29 April 2022

Take four

It's rare that one gets to see the inside of 57 the Headline on a Monday. This occasion was a charity tap takeover by Trouble Brewing, bringing a bunch of new releases as well as several old favourites.

Super Hans is in the Kölsch style, an infrequent occurrence in Irish brewing, now that everyone has their temperature control sorted out. I'm a big fan of the real thing but find that clones rarely measure up, too often used as a shorthand for basic lager for unfussy drinkers. This one seemed altogether more conscientiously designed, beginning with the precision crispness and dry mineral bite. The malt base gives it a breadcrust wholesomeness onto which is grafted a sharp and peppery pinch from rocket-like noble hops. It's quite fizzy from the keg so is no substitute for the soft cask variety you get in Cologne, but as a palate-cleansing thirst-quencher, by the pint rather than the stange, it's perfect.

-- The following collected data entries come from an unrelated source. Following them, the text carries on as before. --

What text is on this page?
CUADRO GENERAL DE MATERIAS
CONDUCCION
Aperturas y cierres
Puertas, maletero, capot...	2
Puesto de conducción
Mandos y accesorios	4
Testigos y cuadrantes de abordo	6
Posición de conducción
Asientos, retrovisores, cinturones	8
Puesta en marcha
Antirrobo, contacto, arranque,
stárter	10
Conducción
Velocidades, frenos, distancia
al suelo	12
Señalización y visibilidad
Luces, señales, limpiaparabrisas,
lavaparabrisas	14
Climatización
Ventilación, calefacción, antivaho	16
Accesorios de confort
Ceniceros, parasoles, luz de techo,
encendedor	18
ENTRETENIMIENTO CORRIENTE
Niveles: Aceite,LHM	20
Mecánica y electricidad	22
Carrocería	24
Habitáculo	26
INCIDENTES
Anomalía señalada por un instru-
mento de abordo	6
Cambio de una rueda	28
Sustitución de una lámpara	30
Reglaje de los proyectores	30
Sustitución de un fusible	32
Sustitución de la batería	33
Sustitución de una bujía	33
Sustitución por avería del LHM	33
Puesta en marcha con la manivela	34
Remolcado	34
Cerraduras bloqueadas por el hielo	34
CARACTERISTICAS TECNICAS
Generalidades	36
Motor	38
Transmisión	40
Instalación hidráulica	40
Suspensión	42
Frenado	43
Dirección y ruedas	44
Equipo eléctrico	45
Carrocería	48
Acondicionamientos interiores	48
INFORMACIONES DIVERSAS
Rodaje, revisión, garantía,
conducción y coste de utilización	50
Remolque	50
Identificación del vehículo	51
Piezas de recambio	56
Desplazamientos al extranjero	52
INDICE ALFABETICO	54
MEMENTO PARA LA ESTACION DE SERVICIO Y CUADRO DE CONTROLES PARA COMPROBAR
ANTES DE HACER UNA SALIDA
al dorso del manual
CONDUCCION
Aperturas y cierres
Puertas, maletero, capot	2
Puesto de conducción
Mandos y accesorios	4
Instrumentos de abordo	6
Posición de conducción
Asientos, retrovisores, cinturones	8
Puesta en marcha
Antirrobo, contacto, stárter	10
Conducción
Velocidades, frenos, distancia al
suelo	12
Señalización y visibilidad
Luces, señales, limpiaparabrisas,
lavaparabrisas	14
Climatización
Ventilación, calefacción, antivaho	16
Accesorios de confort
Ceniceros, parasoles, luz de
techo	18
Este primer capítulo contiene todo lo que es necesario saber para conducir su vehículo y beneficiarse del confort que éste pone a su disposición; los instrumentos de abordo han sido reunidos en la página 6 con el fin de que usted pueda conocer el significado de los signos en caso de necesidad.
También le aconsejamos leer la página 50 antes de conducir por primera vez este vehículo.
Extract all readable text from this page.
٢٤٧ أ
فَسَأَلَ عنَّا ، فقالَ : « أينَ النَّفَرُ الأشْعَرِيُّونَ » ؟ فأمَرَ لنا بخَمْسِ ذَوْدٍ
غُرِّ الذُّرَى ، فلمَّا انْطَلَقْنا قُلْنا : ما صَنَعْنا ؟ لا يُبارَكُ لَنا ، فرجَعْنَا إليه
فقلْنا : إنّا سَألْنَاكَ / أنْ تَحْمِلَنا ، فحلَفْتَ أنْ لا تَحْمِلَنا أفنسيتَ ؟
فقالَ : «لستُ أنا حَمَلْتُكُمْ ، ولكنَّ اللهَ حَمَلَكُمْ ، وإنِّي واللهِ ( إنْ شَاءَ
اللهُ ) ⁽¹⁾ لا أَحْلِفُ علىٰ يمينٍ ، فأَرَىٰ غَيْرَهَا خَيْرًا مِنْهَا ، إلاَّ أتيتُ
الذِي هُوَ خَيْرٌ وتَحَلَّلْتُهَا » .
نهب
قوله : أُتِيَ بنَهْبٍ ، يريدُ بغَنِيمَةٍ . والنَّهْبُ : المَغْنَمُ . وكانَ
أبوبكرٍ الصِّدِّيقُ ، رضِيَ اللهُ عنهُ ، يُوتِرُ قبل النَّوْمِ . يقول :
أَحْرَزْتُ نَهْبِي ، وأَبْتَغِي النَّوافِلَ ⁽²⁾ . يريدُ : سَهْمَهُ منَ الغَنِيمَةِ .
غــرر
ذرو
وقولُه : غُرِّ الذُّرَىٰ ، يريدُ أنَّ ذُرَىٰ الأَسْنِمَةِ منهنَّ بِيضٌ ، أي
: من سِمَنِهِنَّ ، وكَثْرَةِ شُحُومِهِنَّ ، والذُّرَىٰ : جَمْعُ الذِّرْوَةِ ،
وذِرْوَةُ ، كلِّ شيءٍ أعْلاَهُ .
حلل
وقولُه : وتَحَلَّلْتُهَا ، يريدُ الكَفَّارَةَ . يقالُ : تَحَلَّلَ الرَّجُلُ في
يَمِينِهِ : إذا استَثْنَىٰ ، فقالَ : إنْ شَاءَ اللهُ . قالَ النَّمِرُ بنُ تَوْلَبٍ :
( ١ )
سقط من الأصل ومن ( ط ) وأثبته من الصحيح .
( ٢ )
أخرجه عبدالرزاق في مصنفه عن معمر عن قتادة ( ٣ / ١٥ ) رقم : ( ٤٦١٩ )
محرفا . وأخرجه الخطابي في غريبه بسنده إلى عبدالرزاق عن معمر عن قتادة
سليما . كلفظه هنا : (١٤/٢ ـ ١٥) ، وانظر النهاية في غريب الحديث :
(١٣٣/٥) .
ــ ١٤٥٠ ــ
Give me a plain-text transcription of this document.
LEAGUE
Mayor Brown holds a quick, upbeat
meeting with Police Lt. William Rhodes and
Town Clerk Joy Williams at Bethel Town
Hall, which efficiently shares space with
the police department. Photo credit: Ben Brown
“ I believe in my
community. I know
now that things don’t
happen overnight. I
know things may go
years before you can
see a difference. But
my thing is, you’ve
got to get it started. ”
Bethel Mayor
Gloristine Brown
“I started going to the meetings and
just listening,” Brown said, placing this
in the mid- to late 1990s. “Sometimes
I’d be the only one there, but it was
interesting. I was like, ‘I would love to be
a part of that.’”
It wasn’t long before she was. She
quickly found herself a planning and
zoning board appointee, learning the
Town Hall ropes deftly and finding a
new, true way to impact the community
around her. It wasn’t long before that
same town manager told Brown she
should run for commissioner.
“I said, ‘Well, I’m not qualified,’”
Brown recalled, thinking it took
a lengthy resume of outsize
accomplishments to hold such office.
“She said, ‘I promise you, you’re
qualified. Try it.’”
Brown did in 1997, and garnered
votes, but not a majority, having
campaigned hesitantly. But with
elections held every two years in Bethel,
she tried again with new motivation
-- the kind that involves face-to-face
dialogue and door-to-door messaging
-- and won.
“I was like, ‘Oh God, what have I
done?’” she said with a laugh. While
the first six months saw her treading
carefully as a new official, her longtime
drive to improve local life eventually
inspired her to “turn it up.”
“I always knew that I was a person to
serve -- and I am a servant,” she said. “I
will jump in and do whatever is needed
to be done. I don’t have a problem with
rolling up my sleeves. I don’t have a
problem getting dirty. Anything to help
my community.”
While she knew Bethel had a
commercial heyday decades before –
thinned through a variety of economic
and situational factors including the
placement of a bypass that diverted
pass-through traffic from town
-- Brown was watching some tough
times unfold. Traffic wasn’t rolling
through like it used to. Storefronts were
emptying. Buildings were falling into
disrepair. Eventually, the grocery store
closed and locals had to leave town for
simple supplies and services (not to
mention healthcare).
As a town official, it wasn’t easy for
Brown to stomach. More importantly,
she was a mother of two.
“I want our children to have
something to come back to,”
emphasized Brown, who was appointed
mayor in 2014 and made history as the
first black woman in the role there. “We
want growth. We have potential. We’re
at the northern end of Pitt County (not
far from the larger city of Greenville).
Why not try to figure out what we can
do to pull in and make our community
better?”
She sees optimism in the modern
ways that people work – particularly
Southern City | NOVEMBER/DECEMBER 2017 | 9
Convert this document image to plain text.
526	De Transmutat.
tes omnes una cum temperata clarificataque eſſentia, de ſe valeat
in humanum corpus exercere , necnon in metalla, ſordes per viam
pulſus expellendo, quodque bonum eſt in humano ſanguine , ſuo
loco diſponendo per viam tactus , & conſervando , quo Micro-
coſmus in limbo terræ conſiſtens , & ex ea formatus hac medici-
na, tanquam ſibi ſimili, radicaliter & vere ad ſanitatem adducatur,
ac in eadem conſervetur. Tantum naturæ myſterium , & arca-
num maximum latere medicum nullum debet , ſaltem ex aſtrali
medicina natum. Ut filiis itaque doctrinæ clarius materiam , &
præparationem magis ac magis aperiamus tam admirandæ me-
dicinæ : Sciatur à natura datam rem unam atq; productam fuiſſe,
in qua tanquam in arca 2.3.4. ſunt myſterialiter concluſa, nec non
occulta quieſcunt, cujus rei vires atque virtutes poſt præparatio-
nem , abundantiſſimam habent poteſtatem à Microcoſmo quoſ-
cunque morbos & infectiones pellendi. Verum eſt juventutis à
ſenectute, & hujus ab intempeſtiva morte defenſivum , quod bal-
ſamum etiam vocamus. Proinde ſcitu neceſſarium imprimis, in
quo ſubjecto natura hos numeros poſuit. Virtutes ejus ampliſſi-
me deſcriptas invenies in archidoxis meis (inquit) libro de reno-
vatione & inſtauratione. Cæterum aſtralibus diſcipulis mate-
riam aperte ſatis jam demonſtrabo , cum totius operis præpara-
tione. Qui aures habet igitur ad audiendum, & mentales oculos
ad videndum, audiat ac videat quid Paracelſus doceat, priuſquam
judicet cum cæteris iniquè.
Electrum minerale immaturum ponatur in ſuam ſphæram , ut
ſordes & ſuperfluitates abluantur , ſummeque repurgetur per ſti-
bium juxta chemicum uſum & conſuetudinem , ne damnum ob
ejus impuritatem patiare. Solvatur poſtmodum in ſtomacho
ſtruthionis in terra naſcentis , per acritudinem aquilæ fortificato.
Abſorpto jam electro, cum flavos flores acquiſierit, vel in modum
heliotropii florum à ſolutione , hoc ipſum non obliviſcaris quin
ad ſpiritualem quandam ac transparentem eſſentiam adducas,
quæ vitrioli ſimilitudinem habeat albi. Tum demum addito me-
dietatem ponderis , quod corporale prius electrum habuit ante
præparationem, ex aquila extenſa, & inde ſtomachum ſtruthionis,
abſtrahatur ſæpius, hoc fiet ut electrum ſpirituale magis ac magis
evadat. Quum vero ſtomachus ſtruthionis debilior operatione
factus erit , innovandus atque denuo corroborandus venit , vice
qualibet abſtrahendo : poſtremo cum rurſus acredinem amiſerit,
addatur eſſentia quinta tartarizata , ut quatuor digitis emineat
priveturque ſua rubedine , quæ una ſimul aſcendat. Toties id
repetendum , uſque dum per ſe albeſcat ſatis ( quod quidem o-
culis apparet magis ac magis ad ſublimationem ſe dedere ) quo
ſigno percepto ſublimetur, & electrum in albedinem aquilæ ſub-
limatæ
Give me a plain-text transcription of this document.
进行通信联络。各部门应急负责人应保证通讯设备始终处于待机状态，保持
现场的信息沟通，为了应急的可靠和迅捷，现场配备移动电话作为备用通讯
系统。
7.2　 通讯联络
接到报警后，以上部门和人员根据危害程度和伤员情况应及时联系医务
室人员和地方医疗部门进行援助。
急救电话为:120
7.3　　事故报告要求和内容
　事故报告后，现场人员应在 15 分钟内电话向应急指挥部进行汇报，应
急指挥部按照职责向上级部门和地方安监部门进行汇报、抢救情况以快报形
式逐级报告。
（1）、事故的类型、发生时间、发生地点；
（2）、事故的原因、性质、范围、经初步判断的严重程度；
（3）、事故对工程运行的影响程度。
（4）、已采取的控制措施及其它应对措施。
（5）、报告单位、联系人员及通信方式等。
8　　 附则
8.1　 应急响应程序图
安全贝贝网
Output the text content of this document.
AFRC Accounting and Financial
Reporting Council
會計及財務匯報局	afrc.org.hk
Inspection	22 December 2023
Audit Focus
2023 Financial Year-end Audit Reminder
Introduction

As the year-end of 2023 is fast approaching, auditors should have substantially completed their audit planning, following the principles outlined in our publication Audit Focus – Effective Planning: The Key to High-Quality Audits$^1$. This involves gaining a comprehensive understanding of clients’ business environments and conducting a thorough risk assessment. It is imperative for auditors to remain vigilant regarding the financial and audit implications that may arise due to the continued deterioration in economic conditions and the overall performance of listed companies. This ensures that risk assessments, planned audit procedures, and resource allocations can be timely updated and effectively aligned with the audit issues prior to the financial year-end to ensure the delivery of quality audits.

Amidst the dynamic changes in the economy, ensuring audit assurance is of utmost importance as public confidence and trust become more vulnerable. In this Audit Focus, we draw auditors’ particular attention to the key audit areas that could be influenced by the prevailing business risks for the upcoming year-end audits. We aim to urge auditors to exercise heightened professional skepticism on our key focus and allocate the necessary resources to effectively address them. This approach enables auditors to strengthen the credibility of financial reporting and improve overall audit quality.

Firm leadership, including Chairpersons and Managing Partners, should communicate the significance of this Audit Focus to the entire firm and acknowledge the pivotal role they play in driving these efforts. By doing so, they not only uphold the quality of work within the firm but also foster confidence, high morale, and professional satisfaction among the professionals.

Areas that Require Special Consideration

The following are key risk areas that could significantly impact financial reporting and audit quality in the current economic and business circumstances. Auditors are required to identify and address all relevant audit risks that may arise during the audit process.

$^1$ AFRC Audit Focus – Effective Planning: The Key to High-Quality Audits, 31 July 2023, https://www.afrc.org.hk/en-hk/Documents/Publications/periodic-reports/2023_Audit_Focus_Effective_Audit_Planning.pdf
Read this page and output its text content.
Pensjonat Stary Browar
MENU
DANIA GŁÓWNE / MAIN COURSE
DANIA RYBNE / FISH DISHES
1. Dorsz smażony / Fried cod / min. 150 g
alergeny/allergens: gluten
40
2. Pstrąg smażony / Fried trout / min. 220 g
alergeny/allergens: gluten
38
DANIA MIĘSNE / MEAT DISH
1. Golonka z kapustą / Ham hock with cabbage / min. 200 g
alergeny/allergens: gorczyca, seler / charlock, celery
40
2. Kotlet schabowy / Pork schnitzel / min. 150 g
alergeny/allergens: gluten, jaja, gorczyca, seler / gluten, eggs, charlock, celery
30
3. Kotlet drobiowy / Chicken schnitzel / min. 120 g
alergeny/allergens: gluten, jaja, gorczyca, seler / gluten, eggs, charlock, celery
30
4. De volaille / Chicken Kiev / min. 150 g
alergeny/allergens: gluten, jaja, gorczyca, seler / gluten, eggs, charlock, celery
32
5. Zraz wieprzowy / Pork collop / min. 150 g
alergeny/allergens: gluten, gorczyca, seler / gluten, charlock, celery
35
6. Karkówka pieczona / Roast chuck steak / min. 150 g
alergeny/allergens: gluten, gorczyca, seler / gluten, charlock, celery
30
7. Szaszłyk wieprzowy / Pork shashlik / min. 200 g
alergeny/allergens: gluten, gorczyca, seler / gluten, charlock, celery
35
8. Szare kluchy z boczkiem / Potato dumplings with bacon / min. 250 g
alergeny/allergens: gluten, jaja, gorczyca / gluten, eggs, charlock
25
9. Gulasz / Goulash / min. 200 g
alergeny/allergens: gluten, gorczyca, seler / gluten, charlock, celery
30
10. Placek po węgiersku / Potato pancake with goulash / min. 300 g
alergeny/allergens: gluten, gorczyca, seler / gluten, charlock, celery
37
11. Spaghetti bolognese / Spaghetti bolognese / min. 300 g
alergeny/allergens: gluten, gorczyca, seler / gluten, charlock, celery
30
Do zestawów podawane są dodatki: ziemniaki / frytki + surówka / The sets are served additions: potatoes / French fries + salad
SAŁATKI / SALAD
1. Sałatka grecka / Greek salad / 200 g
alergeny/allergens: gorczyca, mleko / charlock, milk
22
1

You've got to have a complementary pair in any set like this, and of course you've got to have a mild. Trouble's new mild, their first since 2017 by my reckoning, is Silver Lining. This is only 3.4% ABV so it wasn't surprising to find it a bit thin and fizzy. There's chocolate, light caramel and a tiny, tinny bite of English hops plus some equally understated blackcurrant. It's OK, but very, y'know, mild. I do think this has the potential to be spectacular on cask, however. Hint hint.

The companion piece, as I'm sure you can guess, is called Every Cloud. It's an imperial stout at 9.1% ABV, and it does have chocolate in common with the other, though here it's very dark and bitter. Mwah ha haa! For balance you get a much more cheery red-fruit complexity -- raspberry and strawberry fondant. The strength isn't exactly modest, but there's a light touch on the alcohol heat and it's not as dense as one might expect. A little unexciting by the standards of modern microbrewed imperial stout, perhaps, but think of it as a friendly, neighbourhood, Monday-night sort of version instead.

The inevitable IPA has rye in it. As such ones tend to be, Trick of Light is a hazy carrot colour. The initial impression was a surprising sweet and fluffy effect and it took a moment for the bite to kick in. Two bites, actually: citric lemon and grapefruit and rye's pepper, though not the grass bitterness that often comes with that. The twist here is the use of Azacca, a hop which offsets any bitter excesses by bringing juicy tropical fruit in at the finish. The end result is a lovely interplay of bitter and sweet. You get the assertiveness of rye IPA with a happy ray of softer sunshine alongside. Nice.

All of that leaves me hankering for the days when Trouble was a new-beer-every-month brewery. They're clearly not short of recipe ideas. I hope to see more like these on rotating taps and in cans in the near future.